Catherine Noone, an Irish lawmaker who backed the campaign to repeal the country’s ban on abortions, tweeted the Duchess of Sussex’s views after meeting her at a garden party on Tuesday.
“The Duchess and I had a chat about the recent referendum result — she watched with interest and was pleased to see the result,” Noone said, according to The Daily Beast.
Noone later deleted her tweet, but it remains posted by another Twitter user.
Kensington Palace did not immediately respond to a HuffPost request for comment.
The Daily Beast noted that Noone quickly rephrased her original statement and tweeted, “I should say she seemed pleased — she was interested and very measured, not political at all.” That tweet was also later deleted.
Una Mullally, a prominent Irish journalist, also tweeted out details about her conversation with the duchess.
“Great to chat with Meghan Markle, Duchess Of Sussex, about Repeal and the importance of her feminist activism,” she wrote. “So important to have people in her position championing women’s rights. Total sounder!”
Just a few months ago, the former “Suits” actress expressed strong support for the Me Too and Time’s Up movements at a royal event alongside Prince Harry, who she married in May, and the Duke and Duchess of Cambridge.
Experts called those comments a break in precedent that could signal a turning point for the royal family.
“It is extremely rare for any member of the royal family to actively comment on political and cultural movements,” William Hanson, a British etiquette expert and coach, told HuffPost at the time. The royal family, as a constitutional monarchy, is “meant to be above politics and related matters,” he added.

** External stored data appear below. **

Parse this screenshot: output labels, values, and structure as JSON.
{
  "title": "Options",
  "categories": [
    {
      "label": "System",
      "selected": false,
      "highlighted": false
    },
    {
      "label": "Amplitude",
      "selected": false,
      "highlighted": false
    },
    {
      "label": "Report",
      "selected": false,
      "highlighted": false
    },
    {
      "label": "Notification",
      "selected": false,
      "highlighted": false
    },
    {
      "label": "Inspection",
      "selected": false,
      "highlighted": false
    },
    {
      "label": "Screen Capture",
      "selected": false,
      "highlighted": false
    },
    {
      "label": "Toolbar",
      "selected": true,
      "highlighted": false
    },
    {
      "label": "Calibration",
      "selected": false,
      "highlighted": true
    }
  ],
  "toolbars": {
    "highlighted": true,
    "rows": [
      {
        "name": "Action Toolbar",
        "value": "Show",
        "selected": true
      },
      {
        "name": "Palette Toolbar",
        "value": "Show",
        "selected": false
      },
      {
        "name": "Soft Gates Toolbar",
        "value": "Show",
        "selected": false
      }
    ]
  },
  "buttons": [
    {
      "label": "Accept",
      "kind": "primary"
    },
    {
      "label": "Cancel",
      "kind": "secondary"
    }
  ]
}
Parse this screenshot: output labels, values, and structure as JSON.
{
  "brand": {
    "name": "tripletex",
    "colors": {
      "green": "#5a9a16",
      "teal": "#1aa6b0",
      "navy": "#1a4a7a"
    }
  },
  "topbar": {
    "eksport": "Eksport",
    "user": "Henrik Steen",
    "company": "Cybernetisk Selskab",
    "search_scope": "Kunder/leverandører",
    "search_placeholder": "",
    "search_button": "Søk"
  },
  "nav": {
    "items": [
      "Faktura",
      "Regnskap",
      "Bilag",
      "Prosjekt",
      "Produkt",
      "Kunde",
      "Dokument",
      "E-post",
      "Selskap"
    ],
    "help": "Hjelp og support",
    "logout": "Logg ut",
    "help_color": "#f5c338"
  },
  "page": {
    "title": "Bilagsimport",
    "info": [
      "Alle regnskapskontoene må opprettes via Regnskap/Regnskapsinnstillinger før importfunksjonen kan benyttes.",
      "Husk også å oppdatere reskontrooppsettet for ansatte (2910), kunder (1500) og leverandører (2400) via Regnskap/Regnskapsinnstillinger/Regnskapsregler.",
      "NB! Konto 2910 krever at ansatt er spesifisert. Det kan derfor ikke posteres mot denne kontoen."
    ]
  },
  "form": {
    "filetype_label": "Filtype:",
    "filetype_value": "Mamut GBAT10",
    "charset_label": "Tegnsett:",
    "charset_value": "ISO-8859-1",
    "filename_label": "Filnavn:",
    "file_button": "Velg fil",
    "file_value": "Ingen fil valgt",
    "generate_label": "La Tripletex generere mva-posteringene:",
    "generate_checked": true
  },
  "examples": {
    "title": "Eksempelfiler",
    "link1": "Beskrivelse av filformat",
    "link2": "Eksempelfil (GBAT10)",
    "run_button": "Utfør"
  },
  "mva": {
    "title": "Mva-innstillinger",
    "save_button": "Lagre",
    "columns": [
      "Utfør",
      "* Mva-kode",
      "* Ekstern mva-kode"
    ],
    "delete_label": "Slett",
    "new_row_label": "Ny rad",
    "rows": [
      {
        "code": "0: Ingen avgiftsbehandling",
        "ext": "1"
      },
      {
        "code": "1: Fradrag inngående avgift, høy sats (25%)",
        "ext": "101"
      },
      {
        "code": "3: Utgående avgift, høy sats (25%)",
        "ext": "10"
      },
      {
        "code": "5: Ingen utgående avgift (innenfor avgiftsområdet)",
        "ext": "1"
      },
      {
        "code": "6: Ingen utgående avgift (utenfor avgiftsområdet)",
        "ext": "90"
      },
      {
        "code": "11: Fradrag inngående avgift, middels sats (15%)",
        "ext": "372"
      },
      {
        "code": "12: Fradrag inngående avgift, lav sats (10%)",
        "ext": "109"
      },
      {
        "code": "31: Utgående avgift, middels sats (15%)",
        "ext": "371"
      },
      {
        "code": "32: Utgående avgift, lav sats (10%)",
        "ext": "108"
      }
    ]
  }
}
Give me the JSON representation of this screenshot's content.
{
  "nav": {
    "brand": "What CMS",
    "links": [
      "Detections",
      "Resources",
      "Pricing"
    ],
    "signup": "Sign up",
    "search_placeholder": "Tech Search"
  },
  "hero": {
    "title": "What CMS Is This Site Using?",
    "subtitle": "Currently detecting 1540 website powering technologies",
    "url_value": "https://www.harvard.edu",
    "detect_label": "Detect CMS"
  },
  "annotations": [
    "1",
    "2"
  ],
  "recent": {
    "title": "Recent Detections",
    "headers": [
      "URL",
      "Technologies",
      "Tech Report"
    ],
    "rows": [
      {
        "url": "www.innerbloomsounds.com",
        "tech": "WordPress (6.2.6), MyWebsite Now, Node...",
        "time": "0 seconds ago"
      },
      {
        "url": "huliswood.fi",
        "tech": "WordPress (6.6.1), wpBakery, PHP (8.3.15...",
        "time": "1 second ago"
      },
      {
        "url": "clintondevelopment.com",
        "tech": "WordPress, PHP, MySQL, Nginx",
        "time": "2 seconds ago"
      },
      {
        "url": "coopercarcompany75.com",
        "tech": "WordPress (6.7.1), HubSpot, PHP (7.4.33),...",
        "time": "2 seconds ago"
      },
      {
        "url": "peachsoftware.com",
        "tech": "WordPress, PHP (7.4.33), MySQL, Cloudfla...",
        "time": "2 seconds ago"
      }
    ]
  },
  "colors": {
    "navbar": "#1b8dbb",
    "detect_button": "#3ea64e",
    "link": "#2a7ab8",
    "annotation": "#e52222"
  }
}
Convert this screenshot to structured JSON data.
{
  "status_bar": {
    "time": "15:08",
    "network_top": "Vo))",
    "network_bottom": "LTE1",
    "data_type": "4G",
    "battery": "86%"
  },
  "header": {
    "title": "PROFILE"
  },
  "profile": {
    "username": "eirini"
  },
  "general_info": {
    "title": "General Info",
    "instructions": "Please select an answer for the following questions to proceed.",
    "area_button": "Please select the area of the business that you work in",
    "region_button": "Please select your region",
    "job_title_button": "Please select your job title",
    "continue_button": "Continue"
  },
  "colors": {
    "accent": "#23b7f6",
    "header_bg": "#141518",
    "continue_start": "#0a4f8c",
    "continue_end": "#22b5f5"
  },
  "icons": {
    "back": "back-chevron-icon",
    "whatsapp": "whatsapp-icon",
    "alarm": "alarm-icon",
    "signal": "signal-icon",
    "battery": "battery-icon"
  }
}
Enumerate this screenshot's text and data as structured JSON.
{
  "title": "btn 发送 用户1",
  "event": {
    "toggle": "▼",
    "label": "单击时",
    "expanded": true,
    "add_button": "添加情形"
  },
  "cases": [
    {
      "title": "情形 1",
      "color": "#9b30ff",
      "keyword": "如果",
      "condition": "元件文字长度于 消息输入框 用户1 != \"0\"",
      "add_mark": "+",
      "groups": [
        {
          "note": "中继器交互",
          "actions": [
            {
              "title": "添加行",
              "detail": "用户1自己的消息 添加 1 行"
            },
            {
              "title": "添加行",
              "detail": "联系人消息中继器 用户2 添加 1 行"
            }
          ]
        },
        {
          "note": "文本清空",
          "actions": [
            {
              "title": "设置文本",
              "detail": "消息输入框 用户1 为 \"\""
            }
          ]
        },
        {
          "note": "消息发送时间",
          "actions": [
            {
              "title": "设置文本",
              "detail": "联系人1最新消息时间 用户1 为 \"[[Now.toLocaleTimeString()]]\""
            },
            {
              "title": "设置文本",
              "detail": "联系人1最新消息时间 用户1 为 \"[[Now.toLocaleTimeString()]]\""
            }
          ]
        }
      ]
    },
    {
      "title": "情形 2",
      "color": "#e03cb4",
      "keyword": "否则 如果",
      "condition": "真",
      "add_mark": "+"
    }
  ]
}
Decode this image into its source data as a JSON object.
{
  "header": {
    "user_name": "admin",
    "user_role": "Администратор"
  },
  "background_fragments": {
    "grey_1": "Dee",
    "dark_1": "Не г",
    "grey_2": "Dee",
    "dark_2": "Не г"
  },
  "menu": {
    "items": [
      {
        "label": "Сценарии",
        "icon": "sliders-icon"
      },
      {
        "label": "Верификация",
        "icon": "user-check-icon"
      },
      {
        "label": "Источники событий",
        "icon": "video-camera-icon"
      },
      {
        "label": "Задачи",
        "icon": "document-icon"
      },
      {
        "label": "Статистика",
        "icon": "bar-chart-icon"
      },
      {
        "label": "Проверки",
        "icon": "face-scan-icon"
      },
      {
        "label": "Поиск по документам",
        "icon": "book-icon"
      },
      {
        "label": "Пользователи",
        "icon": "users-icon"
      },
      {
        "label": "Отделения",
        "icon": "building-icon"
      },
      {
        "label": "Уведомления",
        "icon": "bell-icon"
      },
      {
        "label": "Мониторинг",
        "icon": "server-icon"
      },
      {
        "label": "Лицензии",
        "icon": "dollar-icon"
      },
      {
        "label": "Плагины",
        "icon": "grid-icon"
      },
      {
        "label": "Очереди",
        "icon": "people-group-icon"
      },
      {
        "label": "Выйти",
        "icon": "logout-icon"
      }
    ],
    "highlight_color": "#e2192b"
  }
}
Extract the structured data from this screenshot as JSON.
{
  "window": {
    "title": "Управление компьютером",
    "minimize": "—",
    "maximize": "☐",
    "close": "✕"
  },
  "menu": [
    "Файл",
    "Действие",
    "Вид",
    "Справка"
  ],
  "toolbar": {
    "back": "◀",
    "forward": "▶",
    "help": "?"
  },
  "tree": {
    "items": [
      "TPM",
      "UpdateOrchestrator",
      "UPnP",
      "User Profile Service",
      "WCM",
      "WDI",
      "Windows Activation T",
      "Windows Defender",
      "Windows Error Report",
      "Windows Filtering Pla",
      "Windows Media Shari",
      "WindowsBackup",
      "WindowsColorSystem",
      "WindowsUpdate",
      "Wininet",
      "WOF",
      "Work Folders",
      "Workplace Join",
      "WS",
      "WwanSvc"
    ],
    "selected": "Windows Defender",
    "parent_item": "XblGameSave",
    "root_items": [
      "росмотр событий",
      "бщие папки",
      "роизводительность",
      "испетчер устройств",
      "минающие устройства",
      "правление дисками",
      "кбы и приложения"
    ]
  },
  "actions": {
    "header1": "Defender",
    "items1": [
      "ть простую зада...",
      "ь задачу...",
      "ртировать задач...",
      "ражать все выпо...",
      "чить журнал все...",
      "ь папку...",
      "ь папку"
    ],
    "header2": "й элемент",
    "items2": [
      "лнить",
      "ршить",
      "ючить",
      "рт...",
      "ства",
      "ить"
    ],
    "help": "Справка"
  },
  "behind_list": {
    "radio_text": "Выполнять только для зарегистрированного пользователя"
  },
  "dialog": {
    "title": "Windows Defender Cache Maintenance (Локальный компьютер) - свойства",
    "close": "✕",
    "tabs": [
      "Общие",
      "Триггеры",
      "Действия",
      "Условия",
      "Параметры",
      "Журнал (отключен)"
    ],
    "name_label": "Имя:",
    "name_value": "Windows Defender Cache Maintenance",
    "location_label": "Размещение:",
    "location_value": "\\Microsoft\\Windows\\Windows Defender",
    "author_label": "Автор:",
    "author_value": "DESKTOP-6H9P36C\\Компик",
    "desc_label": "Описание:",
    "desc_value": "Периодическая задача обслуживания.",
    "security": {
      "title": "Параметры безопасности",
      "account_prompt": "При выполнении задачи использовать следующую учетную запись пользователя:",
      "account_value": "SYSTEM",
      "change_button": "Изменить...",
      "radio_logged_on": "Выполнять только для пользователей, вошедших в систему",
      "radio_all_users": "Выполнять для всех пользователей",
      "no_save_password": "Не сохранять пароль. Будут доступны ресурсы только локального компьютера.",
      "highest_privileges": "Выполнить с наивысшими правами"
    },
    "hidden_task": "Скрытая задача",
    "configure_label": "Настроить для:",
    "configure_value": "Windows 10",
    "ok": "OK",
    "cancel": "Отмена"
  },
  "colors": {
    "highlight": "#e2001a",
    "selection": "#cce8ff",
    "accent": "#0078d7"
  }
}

Diana Mather, director and senior tutor at The English Manner, an international protocol, etiquette and hospitality consultancy in the U.K., attributed Markle’s candidness at the time to not yet being a member of the royal family.
“I think Meghan will have to be careful not to ‘cross the line,’ as even though the Royals back certain things, they cannot afford to be controversial,” Mather told HuffPost in February.
But Mather added that “protocol is becoming more relaxed in the 21st century and the royal family wants to be seen as making a difference.”